Thanks for giving us hoi polloi an insight into the activities on the other side of the moat. It made me smile; especially the guy shovelling candy. Reminded me of the enthusiasm Eddie Murphy diplayed in Trading Places when he encountered his newly bestowed wealth. I don’t begrudge folks indulging in those ameninites, but I do think all the empty seats during much of the ballgame makes the park look less impressive on TV. It will be interesting to see what the postseason brings. In the old ballpark it always looked like the entire stadium was riveted to every postseason play.

And, yes, I don’t seem to be able to type the word “amenities” without typing very slowly.

I had a chance to sit in those super fancy seats at Nationals Park. They are significantly cheaper than those at Yankee Stadium, but they don’t have the all you can eat attached. Instead, your ticket has something like $30 of money (that I assume was already paid for) so when they waiter comes by they scan your ticket and say “your buffalo chicken sandwich and beer cost $12, you have $18 left.” They don’t say that every time obviously, it depends what you order.

It really is overwhelmingly fun to be able to have a waiter bring you food that you don’t have to pay for, when you’re not used to such treatment. Very fun. Also, it made me realize why they need the moat, although with a stadium that averages 23,000 people it seems they could be a little more lax on the other lower deck seats…

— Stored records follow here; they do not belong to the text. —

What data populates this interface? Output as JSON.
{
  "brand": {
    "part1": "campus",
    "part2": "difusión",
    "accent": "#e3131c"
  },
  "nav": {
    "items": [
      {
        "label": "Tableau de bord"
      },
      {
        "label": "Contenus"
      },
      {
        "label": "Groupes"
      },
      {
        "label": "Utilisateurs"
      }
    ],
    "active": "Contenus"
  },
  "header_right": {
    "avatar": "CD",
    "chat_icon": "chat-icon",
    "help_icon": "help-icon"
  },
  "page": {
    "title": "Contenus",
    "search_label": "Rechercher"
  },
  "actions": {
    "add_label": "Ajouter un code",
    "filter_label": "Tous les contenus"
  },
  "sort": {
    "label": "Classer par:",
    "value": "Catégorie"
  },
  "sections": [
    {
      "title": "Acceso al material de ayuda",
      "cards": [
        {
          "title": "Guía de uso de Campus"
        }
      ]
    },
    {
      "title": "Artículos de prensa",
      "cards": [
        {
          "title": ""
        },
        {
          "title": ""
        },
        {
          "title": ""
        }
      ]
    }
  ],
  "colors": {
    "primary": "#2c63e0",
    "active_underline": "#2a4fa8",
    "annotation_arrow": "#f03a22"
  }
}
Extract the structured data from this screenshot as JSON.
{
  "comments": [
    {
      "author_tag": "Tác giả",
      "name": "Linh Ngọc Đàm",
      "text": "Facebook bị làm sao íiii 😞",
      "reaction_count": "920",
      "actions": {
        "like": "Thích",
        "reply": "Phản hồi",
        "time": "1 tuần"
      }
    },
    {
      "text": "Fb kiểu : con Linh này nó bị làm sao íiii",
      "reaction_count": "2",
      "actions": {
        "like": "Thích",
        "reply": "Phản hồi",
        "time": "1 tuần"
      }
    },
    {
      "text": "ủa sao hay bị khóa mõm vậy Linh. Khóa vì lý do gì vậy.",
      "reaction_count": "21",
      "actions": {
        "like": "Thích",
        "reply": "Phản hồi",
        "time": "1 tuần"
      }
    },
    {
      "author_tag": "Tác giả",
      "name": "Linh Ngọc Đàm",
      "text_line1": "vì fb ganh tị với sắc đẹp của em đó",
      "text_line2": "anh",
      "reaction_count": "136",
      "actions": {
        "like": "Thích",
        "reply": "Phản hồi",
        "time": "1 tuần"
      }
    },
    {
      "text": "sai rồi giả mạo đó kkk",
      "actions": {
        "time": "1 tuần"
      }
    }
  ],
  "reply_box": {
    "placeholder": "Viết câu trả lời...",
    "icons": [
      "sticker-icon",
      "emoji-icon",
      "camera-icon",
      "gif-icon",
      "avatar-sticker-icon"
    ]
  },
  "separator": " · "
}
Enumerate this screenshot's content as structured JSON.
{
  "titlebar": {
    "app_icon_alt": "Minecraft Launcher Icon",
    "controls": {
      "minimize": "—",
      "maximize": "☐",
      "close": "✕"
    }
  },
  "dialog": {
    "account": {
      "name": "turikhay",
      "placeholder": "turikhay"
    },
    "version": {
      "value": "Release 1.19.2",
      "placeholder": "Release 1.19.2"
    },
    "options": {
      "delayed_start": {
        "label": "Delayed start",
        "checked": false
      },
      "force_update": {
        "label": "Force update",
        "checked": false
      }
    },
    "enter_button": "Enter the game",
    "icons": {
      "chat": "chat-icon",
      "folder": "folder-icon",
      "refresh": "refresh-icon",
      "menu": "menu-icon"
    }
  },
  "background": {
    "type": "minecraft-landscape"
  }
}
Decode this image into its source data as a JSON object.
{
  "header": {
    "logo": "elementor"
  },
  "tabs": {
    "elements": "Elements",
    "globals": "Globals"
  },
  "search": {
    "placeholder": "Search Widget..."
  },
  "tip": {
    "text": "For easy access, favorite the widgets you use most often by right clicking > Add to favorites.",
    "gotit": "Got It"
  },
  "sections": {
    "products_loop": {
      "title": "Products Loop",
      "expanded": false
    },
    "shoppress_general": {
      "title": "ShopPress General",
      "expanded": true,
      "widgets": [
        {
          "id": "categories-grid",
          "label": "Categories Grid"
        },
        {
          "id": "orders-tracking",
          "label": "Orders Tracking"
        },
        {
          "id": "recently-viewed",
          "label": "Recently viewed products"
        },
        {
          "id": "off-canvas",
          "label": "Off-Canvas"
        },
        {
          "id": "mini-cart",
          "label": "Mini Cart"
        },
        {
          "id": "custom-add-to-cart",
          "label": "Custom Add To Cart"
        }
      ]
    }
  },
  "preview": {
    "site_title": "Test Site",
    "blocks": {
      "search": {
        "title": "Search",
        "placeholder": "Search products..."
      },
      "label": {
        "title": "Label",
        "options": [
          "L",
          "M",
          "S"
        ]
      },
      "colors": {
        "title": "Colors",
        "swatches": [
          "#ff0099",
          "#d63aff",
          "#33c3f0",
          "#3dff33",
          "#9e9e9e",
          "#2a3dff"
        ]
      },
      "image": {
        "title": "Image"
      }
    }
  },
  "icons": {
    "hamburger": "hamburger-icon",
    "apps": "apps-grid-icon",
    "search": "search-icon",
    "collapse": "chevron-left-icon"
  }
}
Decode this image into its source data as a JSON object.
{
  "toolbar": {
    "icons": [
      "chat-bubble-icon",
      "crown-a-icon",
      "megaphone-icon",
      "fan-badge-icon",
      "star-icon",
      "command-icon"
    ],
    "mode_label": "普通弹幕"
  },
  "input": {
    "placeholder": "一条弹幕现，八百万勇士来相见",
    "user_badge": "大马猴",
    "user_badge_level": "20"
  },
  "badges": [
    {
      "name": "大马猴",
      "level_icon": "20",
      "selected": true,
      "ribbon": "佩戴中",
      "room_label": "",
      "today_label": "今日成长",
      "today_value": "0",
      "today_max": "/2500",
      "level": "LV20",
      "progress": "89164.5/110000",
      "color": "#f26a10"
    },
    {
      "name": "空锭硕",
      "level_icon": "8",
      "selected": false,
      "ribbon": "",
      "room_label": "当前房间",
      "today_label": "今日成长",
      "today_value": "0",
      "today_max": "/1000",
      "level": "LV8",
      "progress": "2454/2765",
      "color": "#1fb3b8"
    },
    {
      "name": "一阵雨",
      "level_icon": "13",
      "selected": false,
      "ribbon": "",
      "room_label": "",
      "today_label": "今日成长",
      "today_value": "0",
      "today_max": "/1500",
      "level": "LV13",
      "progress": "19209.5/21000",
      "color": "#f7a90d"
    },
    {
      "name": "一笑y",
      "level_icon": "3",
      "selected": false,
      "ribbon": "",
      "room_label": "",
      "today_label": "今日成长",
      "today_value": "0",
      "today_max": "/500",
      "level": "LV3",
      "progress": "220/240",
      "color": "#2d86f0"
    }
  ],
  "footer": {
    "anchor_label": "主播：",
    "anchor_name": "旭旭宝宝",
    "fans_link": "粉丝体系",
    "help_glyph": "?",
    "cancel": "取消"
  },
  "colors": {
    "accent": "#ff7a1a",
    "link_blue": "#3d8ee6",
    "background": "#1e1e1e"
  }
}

http://nationalsreview.wordpress.com/

Thank you for your unbiased evaluation of the minor pleasures of seats, encompassing swathes of the best sections in the ballpark, that almost none of us will ever see.
Do I understand the moat?
I could see why it might be an odd, somewhat entertaining experience.
But the reason for the moat is that they’re afraid of people sneaking in for the food?
The negative effect of the moat – shockingly visible from virtually all points in the stadium, preventing the traditional pre-game ritual of kids descending to seek signatures, preventing the age-old game of kids sneaking up into better seats in largely empty sections (no one loses!) towards the end of games during the season, and so much more…. the negative effect of that moat is justified by the worry that someone might (oh, the horror!) sneak in and swipe some free food that they’d be giving away by the end of the game anyhow?
The problem is a stadium built for the type of fan who would actually come to the stadium (?!) in a suit, that the stadium is more concerned with creating bottlenecks that enforcers can patrol than for the fans, who are apparently largely there for the purpose of being controlled.
The fewer suits and uniforms at the game, the better.
The whole thing is an appalling and repulsive mistake.
Levine and Trost used to be relatively unknown; with this feat, they have earned a reputation that will keep them hoping that they never be recognized in New York public, if they’re ever out im public, for the rest of their days.